Radikale Philosophie kann sich nicht, ohne sich selbst aufzugeben, damit begnügen, die eigene Programmatik methodologisch zu konstruieren, wie ich dies in „Radikale Philosophie“ {Münster 2002} unternommen habe, oder auch auf dem vergleichbar sicheren Terrain einer Analyse der Tätigkeit von mehr oder minder radikalen oder auch mehr oder minder affirmativen PhilosophInnen bleiben, wie dies der metaphilosophische Band über die „Tätigkeit der PhilosophInnen {Münster 2003} getan hat. Sie muss sich darüber hinaus ‚ins Getümmel‘ wirklicher Auseinandersetzungen ihrer Zeit begeben.“

„Radikale Philosophie kann sich ganz generell auf gesellschaftliche Praxis beziehen, indem sie in Debatten darüber eingreift, wie wir Menschen uns eine Gesellschaft wünschen, in der wir wenigstens hoffen können, gut zu leben. Die hat etwa Thomas Heinrichs in „Freiheit und Gerechtigkeit“ {Münster 2002} getan. Angesichts  der seit den 1970er Jahren vollzogenen Erneuerung der praktischen Philosophie, sowohl in der Ethik als auch in der politischen Philosophie hier durchaus ein reichhaltiges  und auch ‚ergiebiges‘ Tätigkeitsfeld. Ebenso angesichts programmatischer Tendenzen, die Selbstverständigung unserer Zeit über ihre Wünsche und Kämpfe wieder als ein primär philosophisches Projekt zu betreiben, wie dies etwa Antonio Negri und Michael Hardt vertreten. Aber auch das muss bei genauerer Betrachtung unbefriedigend bleiben: Es reicht letztlich nicht über Zeitgeist-Kämpfe im Feuilleton hinaus – die niemand gering schätzen sollte.

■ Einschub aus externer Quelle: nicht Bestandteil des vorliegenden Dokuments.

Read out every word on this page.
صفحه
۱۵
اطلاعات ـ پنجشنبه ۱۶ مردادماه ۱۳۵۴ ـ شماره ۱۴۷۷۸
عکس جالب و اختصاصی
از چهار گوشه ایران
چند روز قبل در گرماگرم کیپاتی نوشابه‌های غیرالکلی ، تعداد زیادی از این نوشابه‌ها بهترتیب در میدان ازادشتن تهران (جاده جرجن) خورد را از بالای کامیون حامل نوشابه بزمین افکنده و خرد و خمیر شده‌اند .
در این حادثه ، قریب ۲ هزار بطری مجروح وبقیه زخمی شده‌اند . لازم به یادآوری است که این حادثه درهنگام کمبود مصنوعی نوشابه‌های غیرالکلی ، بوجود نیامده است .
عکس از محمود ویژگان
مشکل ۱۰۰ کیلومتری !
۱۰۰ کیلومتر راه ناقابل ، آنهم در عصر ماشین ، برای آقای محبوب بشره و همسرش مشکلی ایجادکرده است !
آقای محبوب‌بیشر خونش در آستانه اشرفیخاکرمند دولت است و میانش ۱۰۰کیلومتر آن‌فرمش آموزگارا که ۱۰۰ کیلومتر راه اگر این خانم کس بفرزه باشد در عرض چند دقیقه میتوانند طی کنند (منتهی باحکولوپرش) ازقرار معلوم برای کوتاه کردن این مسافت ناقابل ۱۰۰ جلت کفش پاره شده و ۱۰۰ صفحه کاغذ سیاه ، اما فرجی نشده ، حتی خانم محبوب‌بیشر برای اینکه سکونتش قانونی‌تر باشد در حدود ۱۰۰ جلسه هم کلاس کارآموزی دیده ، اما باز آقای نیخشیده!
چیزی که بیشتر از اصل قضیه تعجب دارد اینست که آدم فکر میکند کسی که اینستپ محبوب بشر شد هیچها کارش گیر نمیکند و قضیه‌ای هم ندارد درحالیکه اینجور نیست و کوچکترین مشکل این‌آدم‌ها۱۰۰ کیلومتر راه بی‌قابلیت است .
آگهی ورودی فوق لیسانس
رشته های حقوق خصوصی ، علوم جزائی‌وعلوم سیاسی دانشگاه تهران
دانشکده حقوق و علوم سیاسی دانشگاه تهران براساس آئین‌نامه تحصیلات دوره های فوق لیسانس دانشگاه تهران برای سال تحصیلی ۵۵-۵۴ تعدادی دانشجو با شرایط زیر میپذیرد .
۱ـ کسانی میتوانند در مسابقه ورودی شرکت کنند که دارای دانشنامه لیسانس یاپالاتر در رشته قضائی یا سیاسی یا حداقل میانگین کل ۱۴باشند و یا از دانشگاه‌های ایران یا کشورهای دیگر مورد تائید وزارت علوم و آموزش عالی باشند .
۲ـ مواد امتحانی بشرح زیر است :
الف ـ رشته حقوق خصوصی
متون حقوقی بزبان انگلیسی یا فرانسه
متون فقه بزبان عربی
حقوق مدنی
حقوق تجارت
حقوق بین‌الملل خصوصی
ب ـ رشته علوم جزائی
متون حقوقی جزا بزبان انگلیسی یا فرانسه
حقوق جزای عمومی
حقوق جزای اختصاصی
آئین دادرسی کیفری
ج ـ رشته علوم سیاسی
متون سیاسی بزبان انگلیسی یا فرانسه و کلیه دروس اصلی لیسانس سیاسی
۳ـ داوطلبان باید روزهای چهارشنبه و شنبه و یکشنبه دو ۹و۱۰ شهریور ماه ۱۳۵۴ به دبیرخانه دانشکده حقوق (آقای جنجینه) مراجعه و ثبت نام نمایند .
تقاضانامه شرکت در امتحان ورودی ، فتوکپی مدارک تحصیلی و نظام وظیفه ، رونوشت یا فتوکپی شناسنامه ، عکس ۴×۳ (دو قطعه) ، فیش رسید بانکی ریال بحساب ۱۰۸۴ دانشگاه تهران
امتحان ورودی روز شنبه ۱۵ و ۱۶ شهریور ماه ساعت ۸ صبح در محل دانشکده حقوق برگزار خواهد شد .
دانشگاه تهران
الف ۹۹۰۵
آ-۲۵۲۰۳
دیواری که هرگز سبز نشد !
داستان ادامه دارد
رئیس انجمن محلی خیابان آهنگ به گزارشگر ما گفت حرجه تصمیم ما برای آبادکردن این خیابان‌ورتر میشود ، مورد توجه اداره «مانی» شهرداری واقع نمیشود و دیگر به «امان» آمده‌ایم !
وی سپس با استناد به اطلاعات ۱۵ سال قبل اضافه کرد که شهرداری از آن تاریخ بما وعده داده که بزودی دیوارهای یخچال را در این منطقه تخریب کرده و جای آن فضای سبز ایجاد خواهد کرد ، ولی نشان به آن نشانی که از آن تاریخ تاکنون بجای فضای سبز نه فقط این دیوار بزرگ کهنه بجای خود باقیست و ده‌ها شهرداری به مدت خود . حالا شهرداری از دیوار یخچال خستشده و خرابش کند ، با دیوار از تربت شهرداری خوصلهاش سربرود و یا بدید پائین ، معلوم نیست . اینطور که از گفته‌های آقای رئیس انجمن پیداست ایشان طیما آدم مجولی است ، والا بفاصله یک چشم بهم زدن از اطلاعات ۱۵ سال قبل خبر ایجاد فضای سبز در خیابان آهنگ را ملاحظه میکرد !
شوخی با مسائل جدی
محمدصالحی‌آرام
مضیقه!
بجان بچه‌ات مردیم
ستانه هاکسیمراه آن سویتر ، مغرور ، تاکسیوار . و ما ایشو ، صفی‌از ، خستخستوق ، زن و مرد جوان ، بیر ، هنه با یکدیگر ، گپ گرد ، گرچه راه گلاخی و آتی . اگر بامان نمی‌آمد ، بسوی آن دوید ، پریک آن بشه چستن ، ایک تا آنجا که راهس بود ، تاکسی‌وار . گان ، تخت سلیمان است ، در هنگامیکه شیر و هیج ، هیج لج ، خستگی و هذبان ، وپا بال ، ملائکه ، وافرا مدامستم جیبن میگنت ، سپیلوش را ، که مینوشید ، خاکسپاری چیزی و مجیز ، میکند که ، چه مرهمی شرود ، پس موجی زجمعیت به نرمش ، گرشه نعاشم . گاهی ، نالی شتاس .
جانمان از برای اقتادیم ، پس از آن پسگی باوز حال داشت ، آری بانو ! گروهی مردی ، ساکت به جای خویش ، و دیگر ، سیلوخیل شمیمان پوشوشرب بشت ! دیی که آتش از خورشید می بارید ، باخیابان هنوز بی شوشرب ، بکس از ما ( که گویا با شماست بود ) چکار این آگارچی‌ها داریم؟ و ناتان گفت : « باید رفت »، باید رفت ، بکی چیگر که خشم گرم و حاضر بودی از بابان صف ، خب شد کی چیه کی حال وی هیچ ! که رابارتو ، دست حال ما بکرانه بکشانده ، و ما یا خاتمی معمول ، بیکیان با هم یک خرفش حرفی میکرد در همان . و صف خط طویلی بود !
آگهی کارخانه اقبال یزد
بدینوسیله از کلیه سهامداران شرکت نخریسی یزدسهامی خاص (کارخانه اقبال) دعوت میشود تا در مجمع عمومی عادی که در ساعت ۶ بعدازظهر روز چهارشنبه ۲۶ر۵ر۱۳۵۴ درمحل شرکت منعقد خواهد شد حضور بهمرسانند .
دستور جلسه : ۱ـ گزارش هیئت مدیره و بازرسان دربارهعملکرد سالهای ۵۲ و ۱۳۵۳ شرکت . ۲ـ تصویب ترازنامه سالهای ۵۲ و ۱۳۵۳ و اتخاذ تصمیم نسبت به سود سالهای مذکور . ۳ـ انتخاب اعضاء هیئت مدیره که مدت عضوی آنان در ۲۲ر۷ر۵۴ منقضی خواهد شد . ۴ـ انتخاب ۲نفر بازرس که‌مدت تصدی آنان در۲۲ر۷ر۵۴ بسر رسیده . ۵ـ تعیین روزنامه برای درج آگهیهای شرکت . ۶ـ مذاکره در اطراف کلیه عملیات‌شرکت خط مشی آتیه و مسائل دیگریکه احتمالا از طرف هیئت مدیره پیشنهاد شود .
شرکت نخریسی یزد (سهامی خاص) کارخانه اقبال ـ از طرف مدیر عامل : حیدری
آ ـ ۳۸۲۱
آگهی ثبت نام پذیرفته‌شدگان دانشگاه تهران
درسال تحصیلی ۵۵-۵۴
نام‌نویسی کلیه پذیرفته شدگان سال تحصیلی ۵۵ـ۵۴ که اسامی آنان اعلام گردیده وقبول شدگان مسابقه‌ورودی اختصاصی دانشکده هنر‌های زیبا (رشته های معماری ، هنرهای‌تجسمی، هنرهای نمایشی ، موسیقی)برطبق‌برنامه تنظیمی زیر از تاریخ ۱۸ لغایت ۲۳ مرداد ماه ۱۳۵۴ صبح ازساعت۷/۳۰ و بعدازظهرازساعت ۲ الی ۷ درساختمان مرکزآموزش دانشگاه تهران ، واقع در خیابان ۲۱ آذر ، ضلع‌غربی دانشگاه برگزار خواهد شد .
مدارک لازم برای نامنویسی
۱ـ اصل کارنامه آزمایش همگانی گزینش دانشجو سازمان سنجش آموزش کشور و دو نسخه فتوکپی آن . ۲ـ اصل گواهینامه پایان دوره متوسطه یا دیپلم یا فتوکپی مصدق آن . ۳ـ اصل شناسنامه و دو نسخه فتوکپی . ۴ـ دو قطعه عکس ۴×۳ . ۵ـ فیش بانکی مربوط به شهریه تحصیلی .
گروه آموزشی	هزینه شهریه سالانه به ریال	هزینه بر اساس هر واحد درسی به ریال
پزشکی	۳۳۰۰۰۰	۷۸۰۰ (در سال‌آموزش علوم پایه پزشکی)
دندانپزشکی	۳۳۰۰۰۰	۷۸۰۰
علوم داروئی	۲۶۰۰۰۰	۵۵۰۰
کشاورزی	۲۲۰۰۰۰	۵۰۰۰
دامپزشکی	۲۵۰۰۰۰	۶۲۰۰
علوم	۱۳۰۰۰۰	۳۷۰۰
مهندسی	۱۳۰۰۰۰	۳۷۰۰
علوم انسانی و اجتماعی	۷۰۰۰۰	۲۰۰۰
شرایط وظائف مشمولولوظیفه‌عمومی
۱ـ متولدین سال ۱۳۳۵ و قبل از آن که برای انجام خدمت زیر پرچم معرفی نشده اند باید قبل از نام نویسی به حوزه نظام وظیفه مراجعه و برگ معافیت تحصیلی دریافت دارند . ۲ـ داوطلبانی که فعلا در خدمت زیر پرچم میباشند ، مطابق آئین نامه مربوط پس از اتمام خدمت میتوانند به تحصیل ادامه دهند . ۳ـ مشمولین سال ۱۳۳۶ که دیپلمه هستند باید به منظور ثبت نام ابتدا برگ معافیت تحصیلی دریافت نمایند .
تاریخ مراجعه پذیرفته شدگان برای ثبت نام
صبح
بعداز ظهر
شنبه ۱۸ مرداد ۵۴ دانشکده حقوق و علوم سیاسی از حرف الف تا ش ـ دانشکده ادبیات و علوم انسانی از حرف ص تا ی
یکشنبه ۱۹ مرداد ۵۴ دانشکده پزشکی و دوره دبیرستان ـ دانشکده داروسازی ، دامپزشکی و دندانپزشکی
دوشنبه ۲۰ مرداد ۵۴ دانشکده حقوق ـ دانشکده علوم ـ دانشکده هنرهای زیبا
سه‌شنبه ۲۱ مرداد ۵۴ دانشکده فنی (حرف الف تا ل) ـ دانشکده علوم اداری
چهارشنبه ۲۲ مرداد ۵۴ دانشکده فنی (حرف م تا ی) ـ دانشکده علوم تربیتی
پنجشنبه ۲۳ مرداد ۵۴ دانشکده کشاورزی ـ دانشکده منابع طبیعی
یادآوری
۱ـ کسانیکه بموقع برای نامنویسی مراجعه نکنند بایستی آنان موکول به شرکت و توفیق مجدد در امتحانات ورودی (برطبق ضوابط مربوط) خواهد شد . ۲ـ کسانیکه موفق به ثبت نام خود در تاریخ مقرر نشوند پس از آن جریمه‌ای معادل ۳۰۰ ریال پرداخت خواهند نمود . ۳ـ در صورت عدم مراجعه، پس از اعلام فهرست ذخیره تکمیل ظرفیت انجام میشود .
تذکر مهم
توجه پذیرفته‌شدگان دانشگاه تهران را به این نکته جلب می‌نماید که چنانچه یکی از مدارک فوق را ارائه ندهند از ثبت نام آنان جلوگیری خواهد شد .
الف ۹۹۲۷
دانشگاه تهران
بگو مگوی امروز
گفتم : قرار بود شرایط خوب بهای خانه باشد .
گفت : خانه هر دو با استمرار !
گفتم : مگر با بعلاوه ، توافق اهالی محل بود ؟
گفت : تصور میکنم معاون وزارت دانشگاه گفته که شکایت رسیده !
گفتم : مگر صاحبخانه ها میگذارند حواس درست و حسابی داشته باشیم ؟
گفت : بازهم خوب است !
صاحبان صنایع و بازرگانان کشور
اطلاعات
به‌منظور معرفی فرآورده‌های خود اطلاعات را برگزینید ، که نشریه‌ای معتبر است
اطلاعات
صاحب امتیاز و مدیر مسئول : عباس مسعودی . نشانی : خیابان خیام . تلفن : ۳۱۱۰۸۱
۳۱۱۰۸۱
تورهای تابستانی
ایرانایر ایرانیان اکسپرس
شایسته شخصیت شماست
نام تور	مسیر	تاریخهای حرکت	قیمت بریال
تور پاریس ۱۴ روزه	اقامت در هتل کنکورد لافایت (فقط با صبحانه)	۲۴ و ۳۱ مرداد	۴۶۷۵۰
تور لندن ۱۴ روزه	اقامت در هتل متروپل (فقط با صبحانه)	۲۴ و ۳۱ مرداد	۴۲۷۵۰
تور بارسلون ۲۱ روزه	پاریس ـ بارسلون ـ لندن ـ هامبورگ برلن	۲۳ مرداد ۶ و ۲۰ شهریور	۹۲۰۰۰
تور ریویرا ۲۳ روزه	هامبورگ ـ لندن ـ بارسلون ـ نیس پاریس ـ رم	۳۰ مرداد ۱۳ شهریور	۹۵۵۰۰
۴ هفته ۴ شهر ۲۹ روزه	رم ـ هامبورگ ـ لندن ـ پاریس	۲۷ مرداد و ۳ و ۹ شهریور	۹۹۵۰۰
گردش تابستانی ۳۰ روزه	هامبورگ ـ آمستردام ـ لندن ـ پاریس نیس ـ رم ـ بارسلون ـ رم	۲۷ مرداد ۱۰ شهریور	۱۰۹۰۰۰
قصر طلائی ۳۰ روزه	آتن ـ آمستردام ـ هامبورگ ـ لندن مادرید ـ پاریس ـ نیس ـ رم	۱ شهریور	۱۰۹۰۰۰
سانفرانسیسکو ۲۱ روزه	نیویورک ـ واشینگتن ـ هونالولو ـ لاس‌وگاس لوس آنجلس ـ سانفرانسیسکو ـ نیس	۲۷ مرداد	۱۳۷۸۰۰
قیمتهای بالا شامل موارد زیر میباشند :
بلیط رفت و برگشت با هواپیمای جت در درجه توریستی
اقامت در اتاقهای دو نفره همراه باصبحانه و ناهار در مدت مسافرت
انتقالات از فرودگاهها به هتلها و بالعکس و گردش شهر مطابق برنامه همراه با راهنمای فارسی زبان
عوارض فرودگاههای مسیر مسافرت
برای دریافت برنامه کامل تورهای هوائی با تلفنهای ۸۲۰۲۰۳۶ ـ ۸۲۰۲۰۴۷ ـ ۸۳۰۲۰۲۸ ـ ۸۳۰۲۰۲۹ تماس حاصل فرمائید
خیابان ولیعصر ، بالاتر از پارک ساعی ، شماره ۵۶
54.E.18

Deswegen muss sich radikale Philosophie darüber hinaus gerade heute wieder, nach dem Katzenjammer postmoderner ‚Wissenschaftskritik‘, mit kritischer Wissenschaft verbinden, um einen wirksamen Beitrag zur Erneuerung emanzipativer gesellschaftlicher Praxis leisten zu können.“

Frieder Otto Wolf: „Vorbemerkung“, in: Jan Hoff u.a., hg.: Das Kapital neu lesen, Münster 2006, S. 7 u. 8

„Kritische Wissenschaft steht heute vor vielen Gelegenheiten. Die in den 1990er Jahren entfalteten globalisierungskritischen Bewegungen haben ihr neue Impulse gegeben. Zugleich haben WissenschaftlerInnen in weltweiten theoretischen Debatte darum gerungen, zu begreifen, was in dem ‚langen Abschwung‘ seit 1973 und in der Nixon-Thatcher-Reagan Bifurkation geschehen ist – und wie heute die Wünsche und Kämpfe unserer Zeit neu zu artikulieren sind. Daher kann kritische Wissenschaft diese Gelegenheiten heute ergreifen, ohne sich gleich im toten Holz der theoretischen Traditionen früherer Emanzipationsbewegungen zu verstricken, ohne sich aber deswegen in den ‚ewigen Frühling der Amnesie‘ stürzen zu müssen. Es liegt an uns, nicht der subalternen Ideologie der Selbstmarginalisierung zu erliegen, sondern die in der heutigen historischen Situation legenden Chancen zu ergreifen. Dafür brauchen wir dringend einen Raum der kritischen Reflexion – wie ihn die radikale Philosophie immer wieder frei räumen  kann und muss.“

Frieder Otto Wolf, „Kritische Wissenschaften und Radikale Philosophie, in: Ders., Radikale Philosophie, Münster ²2009, 291f.